Rachel Gardner, left, and Pia Carusone are co-owners of Republic Restoratives, a new distillery in Ivy City in the District. Women are relatively rare in the distilling industry. (Dayna Smith For the Washington Post)

Pia Carusone and Rachel Gardner, the owners of Republic Restoratives Distillery, are bringing diversity to Ivy City’s busy craft liquor corridor.

In May, the two officially opened the city’s first women-owned distillery, where they’re producing vodka and working on a line of bourbon. Although women are increasingly launching distilleries and breweries across the country, it remains somewhat of a rarity in the physically demanding and male-dominated industry.

“When it’s you that’s doing it, you’re not always so conscious of how different that is — the reaction we’re getting is, ‘Wow, it’s just you two,’ ” says Carusone, who concedes, “We still get called ‘girls’ all the time.”

The opening of the distillery (1369 New York Ave. NE) comes amid an alcohol production renaissance of sorts across Northeast Washington. In recent years, the Ivy City neighborhood, off New York Avenue NE, has attracted luxury apartments, retailers and several craft liquor businesses, including New Columbia Distillers, One Eight Distillingand Jos. A. Magnus & Co. Distillery, along with Atlas Brew Works, which makes beer.

Breweries have set up shop in other Northeast neighborhoods, too, driven in part by zoning restrictions and the need for affordable warehouse space. Hellbender Brewing and 3 Stars Brewing are between Fort Totten and Takoma, while DC Brau Brewing is on Bladensburg Road NE. In December, Right Proper Brewing Company, which operates a restaurant and brewpub in Shaw, opened a production and tasting facility in Brookland.

All of the activity has led to a sense of community, not competition, says Justin Cox, who co-founded Atlas in 2013. When the brewery recently ran out of plastic wrap while preparing an order, he knew where he could turn for help.

“I called One Eight and they said, ‘Oh, we’ve got some plastic for you.’ So I drove over there and got their plastic wrap,” Cox says. “It’s a communal atmosphere in that way.”

Atlas (2052 West Virginia Ave. NE) is innovating, too. It recently unveiled a new taproom on-site that will be open to customers seven days a week, and in December it took an environmental leap, installing solar panels on the roof. The move has cut the electricity bill in half.

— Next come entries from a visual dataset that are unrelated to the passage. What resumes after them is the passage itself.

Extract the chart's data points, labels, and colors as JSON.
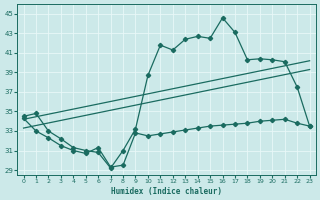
{
  "xlabel": "Humidex (Indice chaleur)",
  "x_ticks": [
    0,
    1,
    2,
    3,
    4,
    5,
    6,
    7,
    8,
    9,
    10,
    11,
    12,
    13,
    14,
    15,
    16,
    17,
    18,
    19,
    20,
    21,
    22,
    23
  ],
  "y_ticks": [
    29,
    31,
    33,
    35,
    37,
    39,
    41,
    43,
    45
  ],
  "xlim": [
    -0.5,
    23.5
  ],
  "ylim": [
    28.5,
    46.0
  ],
  "bg_color": "#cce9e9",
  "line_color": "#1a6b60",
  "grid_color": "#e8f8f8",
  "main_curve_x": [
    0,
    1,
    2,
    3,
    4,
    5,
    6,
    7,
    8,
    9,
    10,
    11,
    12,
    13,
    14,
    15,
    16,
    17,
    18,
    19,
    20,
    21,
    22,
    23
  ],
  "main_curve_y": [
    34.5,
    34.8,
    33.0,
    32.2,
    31.3,
    31.0,
    30.8,
    29.2,
    31.0,
    33.2,
    38.7,
    41.8,
    41.3,
    42.4,
    42.7,
    42.5,
    44.6,
    43.1,
    40.3,
    40.4,
    40.3,
    40.1,
    37.5,
    33.5
  ],
  "line1_x": [
    0,
    23
  ],
  "line1_y": [
    34.2,
    40.2
  ],
  "line2_x": [
    0,
    23
  ],
  "line2_y": [
    33.3,
    39.3
  ],
  "bottom_curve_x": [
    0,
    1,
    2,
    3,
    4,
    5,
    6,
    7,
    8,
    9,
    10,
    11,
    12,
    13,
    14,
    15,
    16,
    17,
    18,
    19,
    20,
    21,
    22,
    23
  ],
  "bottom_curve_y": [
    34.3,
    33.0,
    32.3,
    31.5,
    31.0,
    30.7,
    31.3,
    29.3,
    29.5,
    32.8,
    32.5,
    32.7,
    32.9,
    33.1,
    33.3,
    33.5,
    33.6,
    33.7,
    33.8,
    34.0,
    34.1,
    34.2,
    33.8,
    33.5
  ]
}
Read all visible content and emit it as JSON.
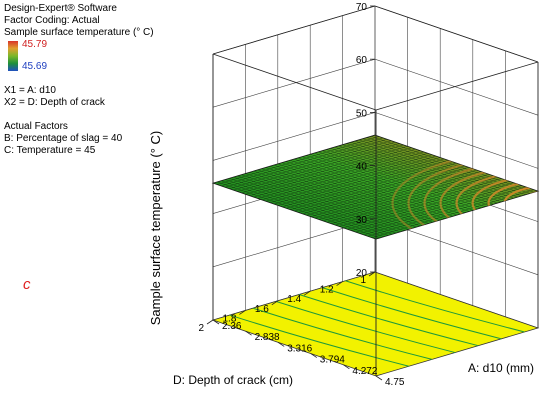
{
  "software": "Design-Expert® Software",
  "factor_coding": "Factor Coding: Actual",
  "response_label": "Sample surface temperature (° C)",
  "legend": {
    "max": "45.79",
    "min": "45.69",
    "max_color": "#d02020",
    "min_color": "#2040c0"
  },
  "x1_def": "X1 = A: d10",
  "x2_def": "X2 = D: Depth of crack",
  "actual_factors_title": "Actual Factors",
  "actual_factor_b": "B: Percentage of slag = 40",
  "actual_factor_c": "C: Temperature = 45",
  "panel_letter": "c",
  "chart_data": {
    "type": "surface",
    "title": "",
    "zlabel": "Sample surface temperature (° C)",
    "xlabel": "A: d10 (mm)",
    "ylabel": "D: Depth of crack (cm)",
    "z_ticks": [
      "20",
      "30",
      "40",
      "50",
      "60",
      "70"
    ],
    "x_ticks": [
      "2.36",
      "2.838",
      "3.316",
      "3.794",
      "4.272",
      "4.75"
    ],
    "y_ticks": [
      "1",
      "1.2",
      "1.4",
      "1.6",
      "1.8",
      "2"
    ],
    "xlim": [
      2.36,
      4.75
    ],
    "ylim": [
      1,
      2
    ],
    "zlim": [
      20,
      70
    ],
    "response_range": [
      45.69,
      45.79
    ],
    "surface_level": 45.74,
    "contour_projection": "floor",
    "floor_color": "#f2f200",
    "grid": true
  }
}
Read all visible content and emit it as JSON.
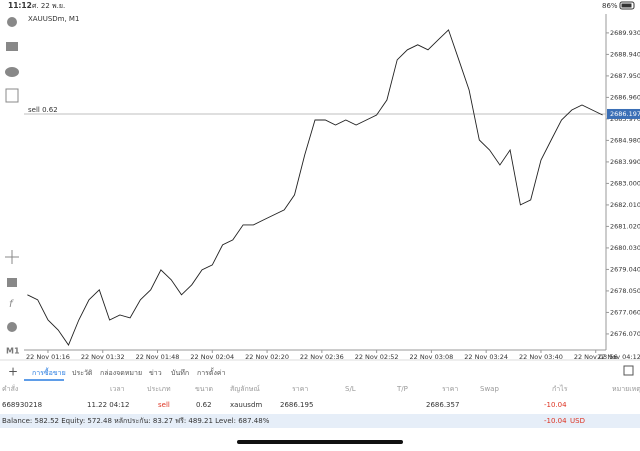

The Republic Restoratives owners located their building about three years ago. Before opening their distillery, Carusone worked in politics and served as chief of staff for former Rep. Gabrielle Giffords (D-Ariz.), while Gardner has a background in sustainable natural resource development. Carusone says they have received a warm welcome in the neighborhood. “I think we’re going to have an awesome distiller’s district that’s going to be the envy of the country,” Carusone says. “It’s really unusual to have all of us located in that one neighborhood.”

The clustering is attractive for customers, too. Many of the businesses offer weekend tours and invite food trucks to stop by. “The craft scene is blowing up here, so it’s a fun, less touristy thing to do with family members,” says Ally White, an Atlas patron who lives in Columbia Heights.

Let’s just say it can be a different kind of tourist experience. Republic Restoratives wants visitors to fully understand its process and plans to offer tours along with tastings.

Says Carusone, “We want people to experience how bourbon is made.”